My three personal favorite images in the show are ''Pelicans at Ruby Beach,'' an image of Olympic National Park, in Washington state, by Sean Murtha, ''Tricolored Heron,'' a close-up view of the beautiful plumage of a wading bird at Everglades National Park in Florida, captured in acrylics by Ed Takacs, and ''The Landscape of Fire,'' a very tall and thin image, made very close-up, as though the viewer's eye was only a few inches from the bark of a tree which has been badly singed by fire. The latter painting is captured in watercolors, by Suze Woolf, at Kootenay National Park in British Columbia, in western Canada.

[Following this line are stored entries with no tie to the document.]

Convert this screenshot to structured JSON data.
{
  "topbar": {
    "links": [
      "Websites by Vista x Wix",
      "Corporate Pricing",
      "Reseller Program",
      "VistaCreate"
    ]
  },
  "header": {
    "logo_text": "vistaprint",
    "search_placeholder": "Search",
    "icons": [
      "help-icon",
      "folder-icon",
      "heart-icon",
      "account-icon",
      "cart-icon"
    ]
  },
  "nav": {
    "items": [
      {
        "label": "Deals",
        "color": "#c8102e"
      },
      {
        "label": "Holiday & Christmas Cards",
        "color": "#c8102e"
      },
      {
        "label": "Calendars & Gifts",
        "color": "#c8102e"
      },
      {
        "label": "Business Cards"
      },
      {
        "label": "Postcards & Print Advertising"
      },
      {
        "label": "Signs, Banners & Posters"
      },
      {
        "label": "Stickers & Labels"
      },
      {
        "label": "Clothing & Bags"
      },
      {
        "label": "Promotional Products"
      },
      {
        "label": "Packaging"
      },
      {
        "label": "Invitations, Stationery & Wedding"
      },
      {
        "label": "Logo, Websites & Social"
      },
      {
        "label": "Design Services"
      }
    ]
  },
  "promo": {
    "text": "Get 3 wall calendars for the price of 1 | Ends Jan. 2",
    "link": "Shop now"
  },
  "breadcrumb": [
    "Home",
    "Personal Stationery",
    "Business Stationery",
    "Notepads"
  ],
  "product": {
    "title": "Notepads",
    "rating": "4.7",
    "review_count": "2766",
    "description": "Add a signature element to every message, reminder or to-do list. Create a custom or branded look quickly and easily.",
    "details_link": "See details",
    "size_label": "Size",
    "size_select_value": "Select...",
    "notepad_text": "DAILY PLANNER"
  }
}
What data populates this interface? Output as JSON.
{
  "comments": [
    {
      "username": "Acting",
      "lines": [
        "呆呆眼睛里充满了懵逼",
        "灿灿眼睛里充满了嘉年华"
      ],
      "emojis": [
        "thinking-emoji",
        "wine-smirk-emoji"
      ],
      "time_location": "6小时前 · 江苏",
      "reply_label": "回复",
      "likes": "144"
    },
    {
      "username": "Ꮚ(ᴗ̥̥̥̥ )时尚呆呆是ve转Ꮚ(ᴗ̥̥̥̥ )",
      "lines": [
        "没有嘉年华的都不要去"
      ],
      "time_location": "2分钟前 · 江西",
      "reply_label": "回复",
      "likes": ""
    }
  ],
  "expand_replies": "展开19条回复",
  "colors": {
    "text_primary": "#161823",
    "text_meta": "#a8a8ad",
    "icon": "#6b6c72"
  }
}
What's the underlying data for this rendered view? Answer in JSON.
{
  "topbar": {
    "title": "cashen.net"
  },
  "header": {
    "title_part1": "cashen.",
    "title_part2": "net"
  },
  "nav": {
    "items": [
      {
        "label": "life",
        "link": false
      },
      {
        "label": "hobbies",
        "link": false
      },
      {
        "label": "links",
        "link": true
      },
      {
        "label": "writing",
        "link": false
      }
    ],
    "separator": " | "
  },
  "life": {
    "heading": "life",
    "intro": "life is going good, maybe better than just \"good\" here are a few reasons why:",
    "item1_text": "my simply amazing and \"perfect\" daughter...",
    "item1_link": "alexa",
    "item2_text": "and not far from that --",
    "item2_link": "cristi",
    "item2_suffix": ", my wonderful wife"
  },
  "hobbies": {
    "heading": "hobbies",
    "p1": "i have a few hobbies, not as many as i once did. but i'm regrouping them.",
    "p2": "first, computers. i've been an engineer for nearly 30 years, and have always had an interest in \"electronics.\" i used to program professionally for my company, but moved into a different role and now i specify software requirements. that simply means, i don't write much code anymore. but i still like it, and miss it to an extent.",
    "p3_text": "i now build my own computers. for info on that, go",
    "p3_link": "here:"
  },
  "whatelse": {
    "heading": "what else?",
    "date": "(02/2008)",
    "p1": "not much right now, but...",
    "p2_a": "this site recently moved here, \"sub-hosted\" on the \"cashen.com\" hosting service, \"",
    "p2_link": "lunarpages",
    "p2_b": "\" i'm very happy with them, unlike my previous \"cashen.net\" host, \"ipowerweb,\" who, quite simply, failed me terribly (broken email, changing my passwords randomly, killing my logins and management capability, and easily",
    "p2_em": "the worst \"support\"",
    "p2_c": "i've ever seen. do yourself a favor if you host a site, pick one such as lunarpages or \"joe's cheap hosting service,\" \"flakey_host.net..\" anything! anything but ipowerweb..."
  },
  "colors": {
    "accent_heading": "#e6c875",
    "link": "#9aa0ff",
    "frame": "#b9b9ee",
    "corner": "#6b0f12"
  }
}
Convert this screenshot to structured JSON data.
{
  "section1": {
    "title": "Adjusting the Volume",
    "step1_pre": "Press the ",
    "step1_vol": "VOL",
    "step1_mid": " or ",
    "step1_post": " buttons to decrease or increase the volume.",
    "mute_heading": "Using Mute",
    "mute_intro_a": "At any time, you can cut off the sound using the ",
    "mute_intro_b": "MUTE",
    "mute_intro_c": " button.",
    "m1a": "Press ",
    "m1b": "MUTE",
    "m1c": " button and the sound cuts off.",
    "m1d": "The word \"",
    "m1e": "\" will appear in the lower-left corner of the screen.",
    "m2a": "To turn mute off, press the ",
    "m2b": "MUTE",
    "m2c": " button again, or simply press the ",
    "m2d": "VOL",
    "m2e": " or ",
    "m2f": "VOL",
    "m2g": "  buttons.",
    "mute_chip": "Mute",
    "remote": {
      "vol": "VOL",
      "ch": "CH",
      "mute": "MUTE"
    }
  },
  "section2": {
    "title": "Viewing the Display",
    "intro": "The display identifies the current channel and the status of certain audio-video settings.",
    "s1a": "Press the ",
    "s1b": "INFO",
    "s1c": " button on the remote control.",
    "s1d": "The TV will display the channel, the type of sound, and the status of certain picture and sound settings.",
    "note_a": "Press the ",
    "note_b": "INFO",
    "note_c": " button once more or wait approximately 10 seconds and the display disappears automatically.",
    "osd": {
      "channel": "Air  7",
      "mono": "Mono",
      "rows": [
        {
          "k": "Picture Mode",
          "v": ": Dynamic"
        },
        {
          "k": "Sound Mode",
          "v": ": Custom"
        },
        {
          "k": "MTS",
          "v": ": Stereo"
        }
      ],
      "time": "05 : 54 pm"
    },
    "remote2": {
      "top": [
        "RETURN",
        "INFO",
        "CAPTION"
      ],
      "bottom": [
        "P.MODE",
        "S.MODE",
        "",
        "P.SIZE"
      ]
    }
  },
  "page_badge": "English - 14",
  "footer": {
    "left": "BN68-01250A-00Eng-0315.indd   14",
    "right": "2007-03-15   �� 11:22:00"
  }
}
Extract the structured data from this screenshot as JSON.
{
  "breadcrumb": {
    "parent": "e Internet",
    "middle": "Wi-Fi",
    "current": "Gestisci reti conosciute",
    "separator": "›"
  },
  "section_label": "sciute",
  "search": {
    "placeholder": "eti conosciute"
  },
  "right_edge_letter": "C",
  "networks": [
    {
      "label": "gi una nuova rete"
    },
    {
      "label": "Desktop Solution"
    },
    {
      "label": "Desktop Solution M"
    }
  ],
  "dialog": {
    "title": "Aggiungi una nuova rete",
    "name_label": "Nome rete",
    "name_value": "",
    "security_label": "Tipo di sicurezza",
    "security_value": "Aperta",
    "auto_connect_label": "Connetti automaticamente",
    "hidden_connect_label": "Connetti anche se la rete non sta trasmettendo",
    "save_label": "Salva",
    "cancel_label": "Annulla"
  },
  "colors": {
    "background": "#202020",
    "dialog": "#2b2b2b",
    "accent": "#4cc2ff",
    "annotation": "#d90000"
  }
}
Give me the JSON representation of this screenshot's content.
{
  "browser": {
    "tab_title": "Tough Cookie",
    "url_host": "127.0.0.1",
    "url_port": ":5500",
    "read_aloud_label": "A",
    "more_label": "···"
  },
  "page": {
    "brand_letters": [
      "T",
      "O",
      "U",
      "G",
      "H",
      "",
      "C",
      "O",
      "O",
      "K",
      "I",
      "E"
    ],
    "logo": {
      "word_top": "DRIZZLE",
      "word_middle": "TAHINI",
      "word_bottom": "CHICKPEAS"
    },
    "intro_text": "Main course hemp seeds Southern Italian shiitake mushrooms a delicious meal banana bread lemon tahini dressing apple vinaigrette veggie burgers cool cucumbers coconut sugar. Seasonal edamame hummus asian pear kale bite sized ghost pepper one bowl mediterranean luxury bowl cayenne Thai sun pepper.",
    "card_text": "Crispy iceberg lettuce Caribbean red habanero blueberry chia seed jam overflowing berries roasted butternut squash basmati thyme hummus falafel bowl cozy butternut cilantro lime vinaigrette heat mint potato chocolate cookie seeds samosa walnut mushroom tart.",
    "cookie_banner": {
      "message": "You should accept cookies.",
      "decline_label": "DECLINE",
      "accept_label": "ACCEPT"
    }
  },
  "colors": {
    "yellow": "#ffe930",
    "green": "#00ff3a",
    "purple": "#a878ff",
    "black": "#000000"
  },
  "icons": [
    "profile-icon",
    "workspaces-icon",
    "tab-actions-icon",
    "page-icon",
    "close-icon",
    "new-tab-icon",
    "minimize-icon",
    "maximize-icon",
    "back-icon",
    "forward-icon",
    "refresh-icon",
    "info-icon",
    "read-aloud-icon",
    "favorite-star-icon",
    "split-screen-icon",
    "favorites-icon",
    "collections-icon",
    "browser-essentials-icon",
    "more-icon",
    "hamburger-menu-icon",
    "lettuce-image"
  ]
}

The first shows the familiar sunset, with everything made the color of flame, but elements of the image are obscured by a mist, rising from where the chilling air is touching the warmer waters of the sea, giving a sense of reality to the striking image. The mood created by the painting is thrilling.
The second demonstrates the nearly impossible collections of colors in the feathers of a predominately blue colored wading bird.
The third represents a tall tree with very rough, coarse back which has been badly singed on one side, probably by a forest fire.
In addition to the 50 works from the travelling exhibit, the RTPI shows a number of original paintings by their patron, Roger Tory Peterson, and an exhibit of fossils, including a Columbian Mammoth, which was excavated in Randolph.